The Problem with Current Detection

Some institutions have leaned on AI detectors to try and catch AI-generated content. But this is a losing battle. AI detectors are notoriously unreliable. They often flag fluent, native-level writing as "suspicious" while missing cleverly prompted AI work entirely. Worse, they penalize students who write well or who use grammar tools to improve their English.

We're trying to fight AI with more AI—using opaque probability scores to police an already blurred boundary. This approach is not only flawed but also risks harming innocent students and creating a culture of fear.

What Needs to Change

If we want to maintain academic integrity in the age of generative AI, we need to rethink more than just our detection tools. We need to rethink our entire system of assessment and trust.

Here’s what needs to change:

1. Assessment Design

We must stop relying on generic, open-ended essays that are easy for AI to generate.
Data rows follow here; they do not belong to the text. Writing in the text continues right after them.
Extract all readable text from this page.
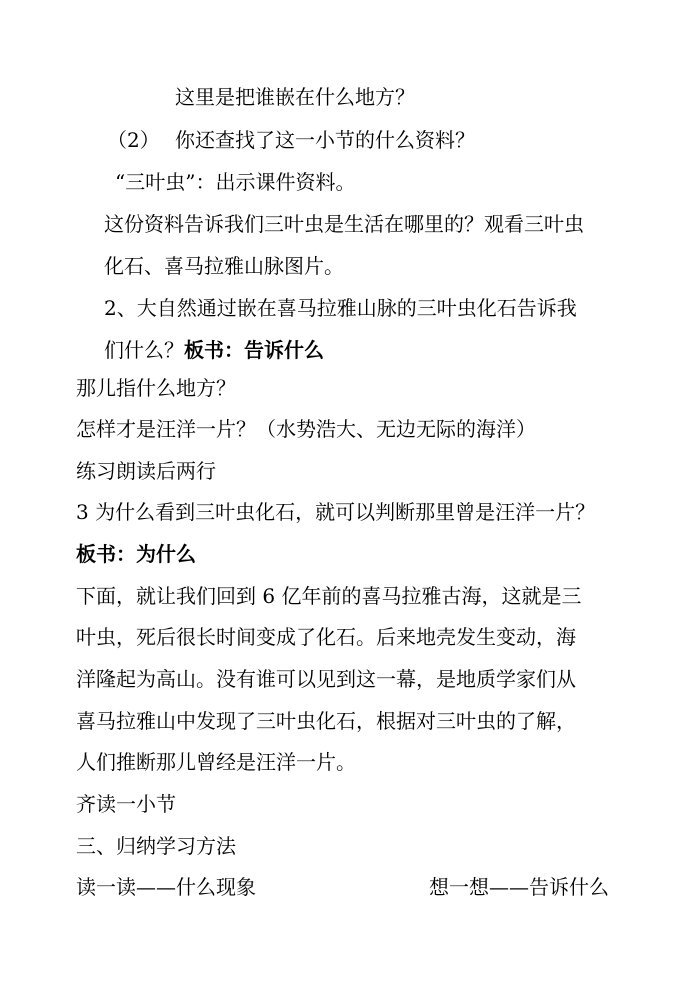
这里是把谁嵌在什么地方？

（2） 你还查找了这一小节的什么资料？

“三叶虫”：出示课件资料。

这份资料告诉我们三叶虫是生活在哪里的？观看三叶虫

化石、喜马拉雅山脉图片。

2、大自然通过嵌在喜马拉雅山脉的三叶虫化石告诉我

们什么？板书：告诉什么

那儿指什么地方？

怎样才是汪洋一片？（水势浩大、无边无际的海洋）

练习朗读后两行

3 为什么看到三叶虫化石，就可以判断那里曾是汪洋一片？

板书：为什么

下面，就让我们回到 6 亿年前的喜马拉雅古海，这就是三

叶虫，死后很长时间变成了化石。后来地壳发生变动，海

洋隆起为高山。没有谁可以见到这一幕，是地质学家们从

喜马拉雅山中发现了三叶虫化石，根据对三叶虫的了解，

人们推断那儿曾经是汪洋一片。

齐读一小节

三、归纳学习方法

读一读——什么现象	想一想——告诉什么
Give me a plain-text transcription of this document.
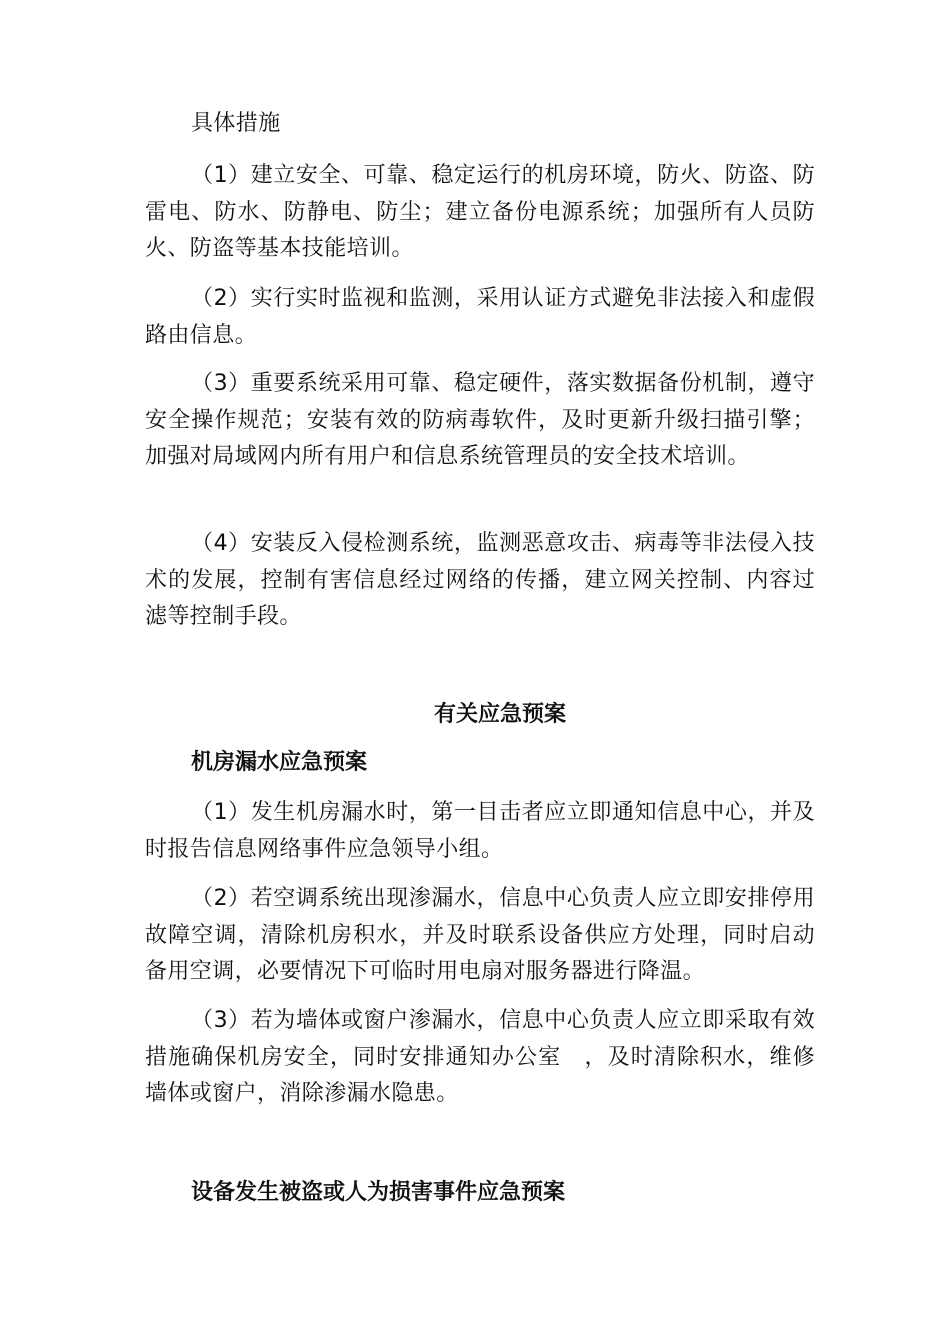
具体措施

（1）建立安全、可靠、稳定运行的机房环境，防火、防盗、防雷电、防水、防静电、防尘；建立备份电源系统；加强所有人员防火、防盗等基本技能培训。

（2）实行实时监视和监测，采用认证方式避免非法接入和虚假路由信息。

（3）重要系统采用可靠、稳定硬件，落实数据备份机制，遵守安全操作规范；安装有效的防病毒软件，及时更新升级扫描引擎；加强对局域网内所有用户和信息系统管理员的安全技术培训。

（4）安装反入侵检测系统，监测恶意攻击、病毒等非法侵入技术的发展，控制有害信息经过网络的传播，建立网关控制、内容过滤等控制手段。

有关应急预案
机房漏水应急预案

（1）发生机房漏水时，第一目击者应立即通知信息中心，并及时报告信息网络事件应急领导小组。

（2）若空调系统出现渗漏水，信息中心负责人应立即安排停用故障空调，清除机房积水，并及时联系设备供应方处理，同时启动备用空调，必要情况下可临时用电扇对服务器进行降温。

（3）若为墙体或窗户渗漏水，信息中心负责人应立即采取有效措施确保机房安全，同时安排通知办公室　，及时清除积水，维修墙体或窗户，消除渗漏水隐患。

设备发生被盗或人为损害事件应急预案
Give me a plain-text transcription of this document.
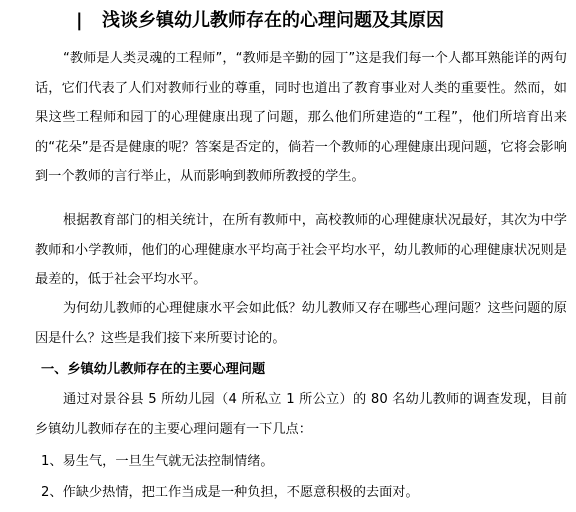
| 浅谈乡镇幼儿教师存在的心理问题及其原因

“教师是人类灵魂的工程师”，“教师是辛勤的园丁”这是我们每一个人都耳熟能详的两句话，它们代表了人们对教师行业的尊重，同时也道出了教育事业对人类的重要性。然而，如果这些工程师和园丁的心理健康出现了问题，那么他们所建造的“工程”，他们所培育出来的“花朵”是否是健康的呢？答案是否定的，倘若一个教师的心理健康出现问题，它将会影响到一个教师的言行举止，从而影响到教师所教授的学生。

根据教育部门的相关统计，在所有教师中，高校教师的心理健康状况最好，其次为中学教师和小学教师，他们的心理健康水平均高于社会平均水平，幼儿教师的心理健康状况则是最差的，低于社会平均水平。

为何幼儿教师的心理健康水平会如此低？幼儿教师又存在哪些心理问题？这些问题的原因是什么？这些是我们接下来所要讨论的。

一、乡镇幼儿教师存在的主要心理问题

通过对景谷县 5 所幼儿园（4 所私立 1 所公立）的 80 名幼儿教师的调查发现，目前乡镇幼儿教师存在的主要心理问题有一下几点：

1、易生气，一旦生气就无法控制情绪。
2、作缺少热情，把工作当成是一种负担，不愿意积极的去面对。
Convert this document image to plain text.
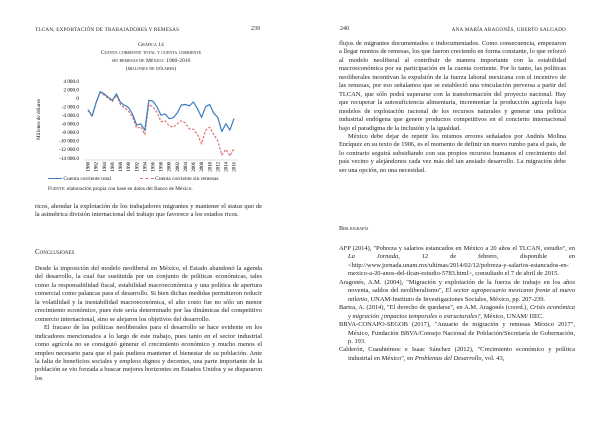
TLCAN, EXPORTACIÓN DE TRABAJADORES Y REMESAS	239
Gráfica 14
Cuenta corriente total y cuenta corriente
sin remesas de México: 1980-2016
(millones de dólares)
Millones de dólares
4 000.0
2 000.0
0
-2 000.0
-4 000.0
-6 000.0
-8 000.0
-10 000.0
-12 000.0
-14 000.0
1980 1982 1984 1986 1988 1990 1992 1994 1996 1998 2000 2002 2004 2006 2008 2010 2012 2014 2016
Cuenta corriente total	Cuenta corriente sin remesas
Fuente: elaboración propia con base en datos del Banco de México.
ricos, ahondar la explotación de los trabajadores migrantes y mantener el status quo de la asimétrica división internacional del trabajo que favorece a los estados ricos.
Conclusiones

Desde la imposición del modelo neoliberal en México, el Estado abandonó la agenda del desarrollo, la cual fue sustituida por un conjunto de políticas económicas, tales como la responsabilidad fiscal, estabilidad macroeconómica y una política de apertura comercial como palancas para el desarrollo. Si bien dichas medidas permitieron reducir la volatilidad y la inestabilidad macroeconómica, el alto costo fue no sólo un menor crecimiento económico, pues éste sería determinado por las dinámicas del competitivo comercio internacional, sino se alejaron los objetivos del desarrollo.

El fracaso de las políticas neoliberales para el desarrollo se hace evidente en los indicadores mencionados a lo largo de este trabajo, pues tanto en el sector industrial como agrícola no se consiguió generar el crecimiento económico y mucho menos el empleo necesario para que el país pudiera mantener el bienestar de su población. Ante la falta de beneficios sociales y empleos dignos y decentes, una parte importante de la población se vio forzada a buscar mejores horizontes en Estados Unidos y se dispararon los

240	ANA MARÍA ARAGONÉS, UBERTO SALGADO

flujos de migrantes documentados e indocumentados. Como consecuencia, empezaron a llegar montos de remesas, los que fueron creciendo en forma constante, lo que reforzó al modelo neoliberal al contribuir de manera importante con la estabilidad macroeconómica por su participación en la cuenta corriente. Por lo tanto, las políticas neoliberales incentivan la expulsión de la fuerza laboral mexicana con el incentivo de las remesas, por eso señalamos que se estableció una vinculación perversa a partir del TLCAN, que sólo podrá superarse con la transformación del proyecto nacional. Hay que recuperar la autosuficiencia alimentaria, incrementar la producción agrícola bajo modelos de explotación racional de los recursos naturales y generar una política industrial endógena que genere productos competitivos en el concierto internacional bajo el paradigma de la inclusión y la igualdad.

México debe dejar de repetir los mismos errores señalados por Andrés Molina Enríquez en su texto de 1906, es el momento de definir un nuevo rumbo para el país, de lo contrario seguirá subsidiando con sus propios recursos humanos el crecimiento del país vecino y alejándonos cada vez más del tan ansiado desarrollo. La migración debe ser una opción, no una necesidad.

Bibliografía

AFP (2014), "Pobreza y salarios estancados en México a 20 años el TLCAN, estudio", en La Jornada, 12 de febrero, disponible en <http://www.jornada.unam.mx/ultimas/2014/02/12/pobreza-y-salarios-estancados-en-mexico-a-20-anos-del-tlcan-estudio-5783.html>, consultado el 7 de abril de 2015.

Aragonés, A.M. (2004), "Migración y explotación de la fuerza de trabajo en los años noventa, saldos del neoliberalismo", El sector agropecuario mexicano frente al nuevo milenio, UNAM-Instituto de Investigaciones Sociales, México, pp. 207-239.

Bartra, A. (2014), "El derecho de quedarse", en A.M. Aragonés (coord.), Crisis económica y migración ¿impactos temporales o estructurales?, México, UNAM/ IIEC.

BBVA-CONAPO-SEGOB (2017), "Anuario de migración y remesas México 2017", México, Fundación BBVA/Consejo Nacional de Población/Secretaría de Gobernación, p. 193.

Calderón, Cuauhtémoc e Isaac Sánchez (2012), "Crecimiento económico y política industrial en México", en Problemas del Desarrollo, vol. 43,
Instead, we should:

  • Design prompts that require personal reflection, experience, or local context.

  • Break assignments into multiple steps with drafts, outlines, and revisions.

  • Use oral presentations, peer reviews, or live Q&As to verify understanding.

2. Clearer Guidelines

Schools and universities must define what is and isn't acceptable AI use. Is it OK to brainstorm with AI? Use it to fix grammar? Generate ideas? Write a full draft? Without clear policies, students are left guessing.

3. AI as a Learning Tool, Not a Shortcut

Instead of banning AI tools, educators should teach students how to use them well. The goal isn't to stop students from using AI, but to ensure they still learn critical thinking, research, and writing skills along the way.

4. Authenticity Over Originality

We should care more about whether a student understands the content than whether every word is original. Authentic engagement—explaining, critiquing, connecting ideas—is much harder to fake than filling a page.

A New Kind of Integrity

Generative AI isn’t going away. Students will use it in school, and they’ll use it even more in their careers. Our job isn’t to block access, but to build a culture where tools are used transparently and ethically.

Academic integrity in this new era isn’t about hiding AI use—it’s about being honest, responsible, and engaged in the learning process. Plagiarism may not look the same anymore, but the core principle remains: do your own thinking.